Yes, I think so, do you know the way how to separate active sites containing sequences inside pdb db? It is quite the same as I would BLASTP on it:)
The core of the question is: how to distinguish peptide sequences inside PDB db (not single PDB, but thousands of PDB) that are containing active sites in both (or more) chain.
So far I have not seen a filter to apply on pdb db to separate active sites. Probably some custom script needed.
The problem is that active site residues are usually not contiguous in sequence, therefore blastP is not the ideal tool to search for these. In pdb advanced search (https://www.rcsb.org/search/advanced), you can also search for sequence motifs and structural motifs, or for linked external resources, such as UniProt-mapped resources, which would include such things as EC numbers denoting the catalytic function.
Thank you, I am actually using rcsb advanced filters you linked now. However it is still not able to limit only to active sites containing sequences. But .pdb has this info inside it, or at least it can be known (counted) from pdb containing interacting molecules.

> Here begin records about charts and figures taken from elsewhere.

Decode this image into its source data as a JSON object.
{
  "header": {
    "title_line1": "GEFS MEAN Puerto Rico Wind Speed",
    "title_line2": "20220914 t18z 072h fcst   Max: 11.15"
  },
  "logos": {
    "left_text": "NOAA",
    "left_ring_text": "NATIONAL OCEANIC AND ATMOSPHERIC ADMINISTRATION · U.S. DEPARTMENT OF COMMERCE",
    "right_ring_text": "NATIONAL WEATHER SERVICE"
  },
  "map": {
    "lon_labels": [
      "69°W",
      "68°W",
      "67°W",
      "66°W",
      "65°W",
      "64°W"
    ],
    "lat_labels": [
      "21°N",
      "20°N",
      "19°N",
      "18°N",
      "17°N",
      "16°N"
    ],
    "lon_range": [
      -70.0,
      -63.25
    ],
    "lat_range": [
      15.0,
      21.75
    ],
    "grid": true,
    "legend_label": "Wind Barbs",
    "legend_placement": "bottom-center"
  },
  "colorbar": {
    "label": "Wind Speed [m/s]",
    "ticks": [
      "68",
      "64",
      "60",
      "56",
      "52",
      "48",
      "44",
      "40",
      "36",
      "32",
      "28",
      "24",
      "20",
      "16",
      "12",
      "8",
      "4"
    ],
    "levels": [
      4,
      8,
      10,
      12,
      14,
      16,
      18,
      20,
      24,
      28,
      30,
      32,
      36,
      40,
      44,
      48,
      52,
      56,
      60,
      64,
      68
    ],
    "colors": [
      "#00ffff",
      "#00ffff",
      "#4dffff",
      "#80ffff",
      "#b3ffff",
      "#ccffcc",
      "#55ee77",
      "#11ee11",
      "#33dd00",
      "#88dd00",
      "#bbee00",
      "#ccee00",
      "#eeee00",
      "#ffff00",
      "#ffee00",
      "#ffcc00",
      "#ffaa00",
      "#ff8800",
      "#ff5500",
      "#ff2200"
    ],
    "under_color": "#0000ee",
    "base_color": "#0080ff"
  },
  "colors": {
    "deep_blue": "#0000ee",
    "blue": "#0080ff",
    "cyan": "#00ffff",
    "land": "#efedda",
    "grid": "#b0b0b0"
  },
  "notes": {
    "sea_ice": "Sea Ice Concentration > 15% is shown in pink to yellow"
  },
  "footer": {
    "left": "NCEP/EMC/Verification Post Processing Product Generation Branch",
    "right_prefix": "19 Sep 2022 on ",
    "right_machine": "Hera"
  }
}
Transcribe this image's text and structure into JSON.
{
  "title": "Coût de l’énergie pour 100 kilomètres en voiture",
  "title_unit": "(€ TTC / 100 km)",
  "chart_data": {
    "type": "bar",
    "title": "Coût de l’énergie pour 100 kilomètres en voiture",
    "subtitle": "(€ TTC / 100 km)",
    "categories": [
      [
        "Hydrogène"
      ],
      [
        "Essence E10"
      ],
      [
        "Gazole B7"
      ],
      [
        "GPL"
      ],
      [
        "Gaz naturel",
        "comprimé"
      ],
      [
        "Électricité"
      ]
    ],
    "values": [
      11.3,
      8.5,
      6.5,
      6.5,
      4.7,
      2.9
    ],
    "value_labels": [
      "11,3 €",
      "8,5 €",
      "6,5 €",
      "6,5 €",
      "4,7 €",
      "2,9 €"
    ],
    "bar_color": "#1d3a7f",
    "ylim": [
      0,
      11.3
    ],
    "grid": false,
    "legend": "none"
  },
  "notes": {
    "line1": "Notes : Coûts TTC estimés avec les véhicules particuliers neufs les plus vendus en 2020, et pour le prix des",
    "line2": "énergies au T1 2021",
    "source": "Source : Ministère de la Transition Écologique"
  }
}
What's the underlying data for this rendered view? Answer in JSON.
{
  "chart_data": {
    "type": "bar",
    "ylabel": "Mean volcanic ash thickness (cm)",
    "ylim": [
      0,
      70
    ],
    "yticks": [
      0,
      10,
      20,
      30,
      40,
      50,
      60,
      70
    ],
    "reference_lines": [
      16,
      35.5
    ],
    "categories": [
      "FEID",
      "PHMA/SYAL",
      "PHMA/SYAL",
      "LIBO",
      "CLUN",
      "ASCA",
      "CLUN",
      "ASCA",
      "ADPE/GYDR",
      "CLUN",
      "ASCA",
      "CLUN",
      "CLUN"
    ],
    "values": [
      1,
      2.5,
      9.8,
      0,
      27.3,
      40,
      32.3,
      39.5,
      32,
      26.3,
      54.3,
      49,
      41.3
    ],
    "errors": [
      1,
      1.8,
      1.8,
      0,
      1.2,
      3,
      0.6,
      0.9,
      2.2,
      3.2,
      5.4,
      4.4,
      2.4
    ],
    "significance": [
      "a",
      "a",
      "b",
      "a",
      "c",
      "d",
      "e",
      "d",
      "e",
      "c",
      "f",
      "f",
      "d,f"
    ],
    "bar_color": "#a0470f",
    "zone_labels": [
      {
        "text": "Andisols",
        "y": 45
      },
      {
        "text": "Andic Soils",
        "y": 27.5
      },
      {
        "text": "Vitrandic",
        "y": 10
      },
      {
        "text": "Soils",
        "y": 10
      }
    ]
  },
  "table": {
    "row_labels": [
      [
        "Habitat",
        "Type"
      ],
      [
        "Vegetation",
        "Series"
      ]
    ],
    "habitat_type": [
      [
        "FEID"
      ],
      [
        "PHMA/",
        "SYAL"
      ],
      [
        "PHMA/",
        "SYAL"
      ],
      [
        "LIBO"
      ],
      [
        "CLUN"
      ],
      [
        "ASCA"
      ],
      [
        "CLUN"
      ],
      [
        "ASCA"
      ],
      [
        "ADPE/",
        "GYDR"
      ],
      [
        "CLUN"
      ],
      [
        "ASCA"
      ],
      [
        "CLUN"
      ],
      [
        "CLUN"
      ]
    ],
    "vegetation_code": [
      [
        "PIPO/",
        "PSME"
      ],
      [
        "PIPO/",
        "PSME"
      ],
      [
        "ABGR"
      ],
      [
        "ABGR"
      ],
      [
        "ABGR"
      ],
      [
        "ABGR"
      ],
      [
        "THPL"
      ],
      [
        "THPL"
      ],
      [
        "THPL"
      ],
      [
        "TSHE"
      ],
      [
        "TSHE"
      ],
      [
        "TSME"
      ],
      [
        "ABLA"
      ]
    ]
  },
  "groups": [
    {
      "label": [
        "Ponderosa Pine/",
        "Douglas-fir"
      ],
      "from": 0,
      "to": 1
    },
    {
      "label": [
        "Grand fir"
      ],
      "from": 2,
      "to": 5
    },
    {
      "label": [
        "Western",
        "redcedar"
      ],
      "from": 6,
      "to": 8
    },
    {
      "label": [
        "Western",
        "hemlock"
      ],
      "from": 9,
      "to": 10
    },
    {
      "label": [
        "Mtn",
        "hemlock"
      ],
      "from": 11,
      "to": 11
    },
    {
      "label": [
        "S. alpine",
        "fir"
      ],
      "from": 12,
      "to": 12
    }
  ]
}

BLASTP is not actually a requirement but some .db only with active sites to practice different search algo. I will be implementing my own server with bioinformatics tools this Spring and will try to establish a program to search/filer active sites containing sequences .pdb and output db of it.
Well- you can download a list of all hetero compounds from the pdb - however, not all of these are ligands, the list contains any non-protein/nucleic acid component found in any of the structures, e.g. crystallisation additives, buffer compounds, lipids etc.. As to redundancy, you might look at the biological units rather than the asymmetric unit of the crystals.
Thank you for a very valuable suggestion with chosing biological units rather than asymmetric units.
Meanwhile I've found a very good resource with many protein related tools, and there is a db of interactions with a quite good search similar to described in the first message - PepBDB. http://huanglab.phys.hust.edu.cn/pepbdb/db/1a93_A/
Regarding own local db - yes it is definitely an option I am looking to and want to implement.
So what you wanted were peptide interactions? Since you asked for active sites, I assumed you were looking for enzyme - substrate, enzyme -product, enzyme-inhibitor, and enzyme-cofactor interactions, and answered your questions accordingly . If you are still looking for these, you might want to look at BioLiP (http://zhanglab.ccmb.med.umich.edu/BioLiP), which I just came across searching for something different on the Zhang Lab site.
BioLiP is a manually curated database for high-quality, biologically relevant ligand-protein binding interactions. The data is collected primarily from the Protein Data Bank (PDB), with biological insights mined from literature and other specific databases, followed by both computational and manual verifications. References:
Jianyi Yang, Ambrish Roy, and Yang Zhang. BioLiP: a semi-manually curated database for biologically relevant ligand-protein interactions, Nucleic Acids Research, 41:D1096-D1103, 2013.
Yes, thank you, I am actually now using all zhanglab products since discovered it and find it very useful. I am interested specifically in interactions of some concrete motifs (which I was looking and found) of proteins with other molecules, mostly peptides, but not only peptides.
P.S. I thought I actually shared BipLip link from Zhanglab because this was actually first I found on my request.